Pero enseguida comprendí que había metido la pata. Ella quedó en silencio. Se puso inquieta. Empezó a tirar piedrecitas al mar. Hasta que de pronto se quitó el velo que le tapaba la cara y dijo:

-          ¡El monstruo soy yo, mira!

Tenía el rostro desfigurado. Era en verdad espantoso. Se quedó mirándome, como valorando la reacción que me provocaba aquello. Me mantuve sereno, aunque en verdad estaba muy impresionado.

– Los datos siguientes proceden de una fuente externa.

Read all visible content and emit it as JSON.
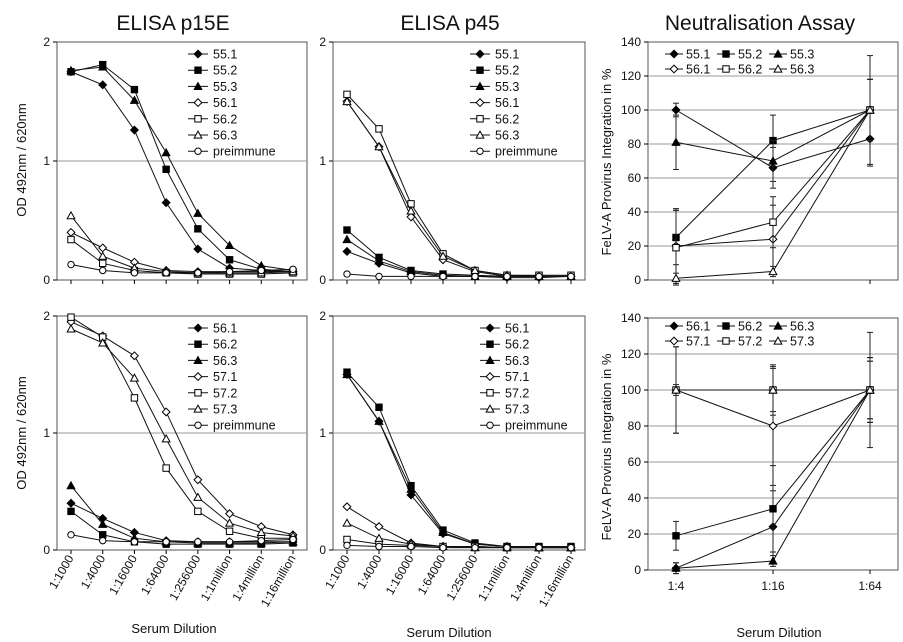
{
  "titles": {
    "col1": "ELISA p15E",
    "col2": "ELISA p45",
    "col3": "Neutralisation Assay"
  },
  "axis_labels": {
    "od": "OD 492nm / 620nm",
    "provirus": "FeLV-A Provirus Integration in %",
    "serum": "Serum Dilution"
  },
  "dilution_ticks": [
    "1:1000",
    "1:4000",
    "1:16000",
    "1:64000",
    "1:256000",
    "1:1million",
    "1:4million",
    "1:16million"
  ],
  "neut_ticks": [
    "1:4",
    "1:16",
    "1:64"
  ],
  "chart_data": [
    {
      "id": "p15e_top",
      "type": "line",
      "title": "ELISA p15E",
      "ylabel": "OD 492nm / 620nm",
      "xlabel": "",
      "categories": [
        "1:1000",
        "1:4000",
        "1:16000",
        "1:64000",
        "1:256000",
        "1:1million",
        "1:4million",
        "1:16million"
      ],
      "ylim": [
        0,
        2
      ],
      "yticks": [
        0,
        1,
        2
      ],
      "grid": true,
      "legend": "top-right",
      "show_xticks": false,
      "series": [
        {
          "name": "55.1",
          "marker": "diamond",
          "fill": "filled",
          "values": [
            1.75,
            1.64,
            1.26,
            0.65,
            0.26,
            0.1,
            0.08,
            0.07
          ]
        },
        {
          "name": "55.2",
          "marker": "square",
          "fill": "filled",
          "values": [
            1.75,
            1.81,
            1.6,
            0.93,
            0.43,
            0.17,
            0.09,
            0.07
          ]
        },
        {
          "name": "55.3",
          "marker": "triangle",
          "fill": "filled",
          "values": [
            1.76,
            1.79,
            1.51,
            1.07,
            0.56,
            0.29,
            0.12,
            0.08
          ]
        },
        {
          "name": "56.1",
          "marker": "diamond",
          "fill": "open",
          "values": [
            0.4,
            0.27,
            0.15,
            0.08,
            0.07,
            0.07,
            0.07,
            0.07
          ]
        },
        {
          "name": "56.2",
          "marker": "square",
          "fill": "open",
          "values": [
            0.34,
            0.14,
            0.08,
            0.06,
            0.05,
            0.05,
            0.05,
            0.06
          ]
        },
        {
          "name": "56.3",
          "marker": "triangle",
          "fill": "open",
          "values": [
            0.54,
            0.2,
            0.1,
            0.07,
            0.06,
            0.06,
            0.06,
            0.07
          ]
        },
        {
          "name": "preimmune",
          "marker": "circle",
          "fill": "open",
          "values": [
            0.13,
            0.08,
            0.06,
            0.06,
            0.06,
            0.07,
            0.08,
            0.09
          ]
        }
      ]
    },
    {
      "id": "p45_top",
      "type": "line",
      "title": "ELISA p45",
      "ylabel": "",
      "xlabel": "",
      "categories": [
        "1:1000",
        "1:4000",
        "1:16000",
        "1:64000",
        "1:256000",
        "1:1million",
        "1:4million",
        "1:16million"
      ],
      "ylim": [
        0,
        2
      ],
      "yticks": [
        0,
        1,
        2
      ],
      "grid": true,
      "legend": "top-right",
      "show_xticks": false,
      "series": [
        {
          "name": "55.1",
          "marker": "diamond",
          "fill": "filled",
          "values": [
            0.24,
            0.14,
            0.06,
            0.03,
            0.03,
            0.02,
            0.02,
            0.03
          ]
        },
        {
          "name": "55.2",
          "marker": "square",
          "fill": "filled",
          "values": [
            0.42,
            0.19,
            0.08,
            0.05,
            0.04,
            0.03,
            0.03,
            0.03
          ]
        },
        {
          "name": "55.3",
          "marker": "triangle",
          "fill": "filled",
          "values": [
            0.34,
            0.16,
            0.07,
            0.04,
            0.03,
            0.03,
            0.03,
            0.03
          ]
        },
        {
          "name": "56.1",
          "marker": "diamond",
          "fill": "open",
          "values": [
            1.5,
            1.12,
            0.53,
            0.17,
            0.07,
            0.03,
            0.03,
            0.03
          ]
        },
        {
          "name": "56.2",
          "marker": "square",
          "fill": "open",
          "values": [
            1.56,
            1.27,
            0.64,
            0.22,
            0.08,
            0.04,
            0.04,
            0.04
          ]
        },
        {
          "name": "56.3",
          "marker": "triangle",
          "fill": "open",
          "values": [
            1.5,
            1.12,
            0.58,
            0.2,
            0.08,
            0.04,
            0.03,
            0.03
          ]
        },
        {
          "name": "preimmune",
          "marker": "circle",
          "fill": "open",
          "values": [
            0.05,
            0.03,
            0.03,
            0.03,
            0.03,
            0.03,
            0.03,
            0.03
          ]
        }
      ]
    },
    {
      "id": "neut_top",
      "type": "line",
      "title": "Neutralisation Assay",
      "ylabel": "FeLV-A Provirus Integration in %",
      "xlabel": "",
      "categories": [
        "1:4",
        "1:16",
        "1:64"
      ],
      "ylim": [
        0,
        140
      ],
      "yticks": [
        0,
        20,
        40,
        60,
        80,
        100,
        120,
        140
      ],
      "grid": true,
      "legend": "top",
      "show_xticks": false,
      "series": [
        {
          "name": "55.1",
          "marker": "diamond",
          "fill": "filled",
          "values": [
            100,
            66,
            83
          ],
          "err": [
            4,
            12,
            16
          ]
        },
        {
          "name": "55.2",
          "marker": "square",
          "fill": "filled",
          "values": [
            25,
            82,
            100
          ],
          "err": [
            16,
            15,
            32
          ]
        },
        {
          "name": "55.3",
          "marker": "triangle",
          "fill": "filled",
          "values": [
            81,
            70,
            100
          ],
          "err": [
            16,
            12,
            18
          ]
        },
        {
          "name": "56.1",
          "marker": "diamond",
          "fill": "open",
          "values": [
            20,
            24,
            100
          ],
          "err": [
            22,
            20,
            18
          ]
        },
        {
          "name": "56.2",
          "marker": "square",
          "fill": "open",
          "values": [
            19,
            34,
            100
          ],
          "err": [
            22,
            15,
            18
          ]
        },
        {
          "name": "56.3",
          "marker": "triangle",
          "fill": "open",
          "values": [
            1,
            5,
            100
          ],
          "err": [
            3,
            3,
            18
          ]
        }
      ]
    },
    {
      "id": "p15e_bottom",
      "type": "line",
      "title": "",
      "ylabel": "OD 492nm / 620nm",
      "xlabel": "Serum Dilution",
      "categories": [
        "1:1000",
        "1:4000",
        "1:16000",
        "1:64000",
        "1:256000",
        "1:1million",
        "1:4million",
        "1:16million"
      ],
      "ylim": [
        0,
        2
      ],
      "yticks": [
        0,
        1,
        2
      ],
      "grid": true,
      "legend": "top-right",
      "show_xticks": true,
      "series": [
        {
          "name": "56.1",
          "marker": "diamond",
          "fill": "filled",
          "values": [
            0.4,
            0.27,
            0.15,
            0.08,
            0.07,
            0.07,
            0.07,
            0.07
          ]
        },
        {
          "name": "56.2",
          "marker": "square",
          "fill": "filled",
          "values": [
            0.33,
            0.13,
            0.07,
            0.05,
            0.05,
            0.05,
            0.05,
            0.06
          ]
        },
        {
          "name": "56.3",
          "marker": "triangle",
          "fill": "filled",
          "values": [
            0.55,
            0.22,
            0.1,
            0.07,
            0.06,
            0.06,
            0.06,
            0.07
          ]
        },
        {
          "name": "57.1",
          "marker": "diamond",
          "fill": "open",
          "values": [
            1.95,
            1.83,
            1.66,
            1.18,
            0.6,
            0.31,
            0.2,
            0.13
          ]
        },
        {
          "name": "57.2",
          "marker": "square",
          "fill": "open",
          "values": [
            1.99,
            1.82,
            1.3,
            0.7,
            0.33,
            0.16,
            0.1,
            0.1
          ]
        },
        {
          "name": "57.3",
          "marker": "triangle",
          "fill": "open",
          "values": [
            1.89,
            1.77,
            1.47,
            0.95,
            0.45,
            0.23,
            0.15,
            0.12
          ]
        },
        {
          "name": "preimmune",
          "marker": "circle",
          "fill": "open",
          "values": [
            0.13,
            0.08,
            0.07,
            0.07,
            0.07,
            0.07,
            0.08,
            0.09
          ]
        }
      ]
    },
    {
      "id": "p45_bottom",
      "type": "line",
      "title": "",
      "ylabel": "",
      "xlabel": "Serum Dilution",
      "categories": [
        "1:1000",
        "1:4000",
        "1:16000",
        "1:64000",
        "1:256000",
        "1:1million",
        "1:4million",
        "1:16million"
      ],
      "ylim": [
        0,
        2
      ],
      "yticks": [
        0,
        1,
        2
      ],
      "grid": true,
      "legend": "top-right",
      "show_xticks": true,
      "series": [
        {
          "name": "56.1",
          "marker": "diamond",
          "fill": "filled",
          "values": [
            1.5,
            1.1,
            0.47,
            0.14,
            0.05,
            0.03,
            0.02,
            0.02
          ]
        },
        {
          "name": "56.2",
          "marker": "square",
          "fill": "filled",
          "values": [
            1.52,
            1.22,
            0.55,
            0.17,
            0.06,
            0.03,
            0.03,
            0.03
          ]
        },
        {
          "name": "56.3",
          "marker": "triangle",
          "fill": "filled",
          "values": [
            1.5,
            1.1,
            0.52,
            0.15,
            0.05,
            0.03,
            0.02,
            0.02
          ]
        },
        {
          "name": "57.1",
          "marker": "diamond",
          "fill": "open",
          "values": [
            0.37,
            0.2,
            0.06,
            0.03,
            0.03,
            0.02,
            0.02,
            0.02
          ]
        },
        {
          "name": "57.2",
          "marker": "square",
          "fill": "open",
          "values": [
            0.09,
            0.05,
            0.04,
            0.03,
            0.03,
            0.02,
            0.02,
            0.02
          ]
        },
        {
          "name": "57.3",
          "marker": "triangle",
          "fill": "open",
          "values": [
            0.23,
            0.1,
            0.05,
            0.03,
            0.02,
            0.02,
            0.02,
            0.02
          ]
        },
        {
          "name": "preimmune",
          "marker": "circle",
          "fill": "open",
          "values": [
            0.04,
            0.03,
            0.03,
            0.02,
            0.02,
            0.02,
            0.02,
            0.02
          ]
        }
      ]
    },
    {
      "id": "neut_bottom",
      "type": "line",
      "title": "",
      "ylabel": "FeLV-A Provirus Integration in %",
      "xlabel": "Serum Dilution",
      "categories": [
        "1:4",
        "1:16",
        "1:64"
      ],
      "ylim": [
        0,
        140
      ],
      "yticks": [
        0,
        20,
        40,
        60,
        80,
        100,
        120,
        140
      ],
      "grid": true,
      "legend": "top",
      "show_xticks": true,
      "series": [
        {
          "name": "56.1",
          "marker": "diamond",
          "fill": "filled",
          "values": [
            1,
            24,
            100
          ],
          "err": [
            3,
            20,
            18
          ]
        },
        {
          "name": "56.2",
          "marker": "square",
          "fill": "filled",
          "values": [
            19,
            34,
            100
          ],
          "err": [
            8,
            24,
            32
          ]
        },
        {
          "name": "56.3",
          "marker": "triangle",
          "fill": "filled",
          "values": [
            1,
            5,
            100
          ],
          "err": [
            3,
            3,
            18
          ]
        },
        {
          "name": "57.1",
          "marker": "diamond",
          "fill": "open",
          "values": [
            100,
            80,
            100
          ],
          "err": [
            3,
            33,
            16
          ]
        },
        {
          "name": "57.2",
          "marker": "square",
          "fill": "open",
          "values": [
            100,
            100,
            100
          ],
          "err": [
            24,
            12,
            18
          ]
        },
        {
          "name": "57.3",
          "marker": "triangle",
          "fill": "open",
          "values": [
            100,
            100,
            100
          ],
          "err": [
            24,
            14,
            16
          ]
        }
      ]
    }
  ]
}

Pero tenía que  permanecer así, para que ella no fuera sentirse rechazada, ofendida por mí.

-          Esto se lo debo a ustedes, los hombres; por eso es que me había prometido odiarlos para toda la vida- gritó con rabia, haciéndose eco en la inmensidad de la noche.


 Me coloqué a su lado. La abracé como un buen amigo. Las lágrimas empezaron a brotarle y entonces fue narrándome, poco a poco, su historia.

-          Hace más de un año me enamoré de un pescador, un día me trajo a este cayo. Con él venían dos hombres más y al llegar aquí me violaron. Carlos, como se llamaba esa bestia que era mi novio, se reía mientras miraba, mientras disfrutaba lo que ellos me estaban haciendo. ¡Denle con to´a esa puta!, se jactaba el muy animal.

No lo podía creer. No era posible que quedaran gente de esa calaña. Pero le creía en su totalidad, hablaba con pasión y vergüenza.

-          Luego me arrastraron por el diente de perro de la orilla, dándome por muerta, y se fueron. Por la mañana, como pude, me fui levantando. Lo primero que hice fue lavarme en el mar. Quitarme de encima cualquier huella de ellos que me hubiera quedado. Después fui curándome yo misma. Por suerte, se les había quedado una caja con bastantes provisiones, avíos de pesca, agua y una botella de alcohol de 90. También otras cosas que me fueron muy útiles.

Pasó su mano por el rostro como recordando los dolores que debe haber sufrido al curar aquellas heridas horribles.

-          En aquellos momentos, lo más importante fue el alcohol para limpiar mis heridas, que vendé con los ripios de pulóver que me quedaron. Esa es una parte de la historia, y la otra, ahora te la voy a contar.

Me tomó de la mano y me condujo por toda la orilla, llevándome a un lugar que no conocía; era admirable la facilidad con que se orientaba en la oscuridad a través de un tupido yanal. Con toda seguridad recorrió aquel disimulado trillo muchas veces. Nos paramos en un claro de apenas 10 metros cuadrados, y en la claridad de la luna distinguí tres elevaciones hechas de arena.

-          Son sus tumbas, ya pagaron- aseguró con odio.
-          ¿Fuiste tú?- quise saber.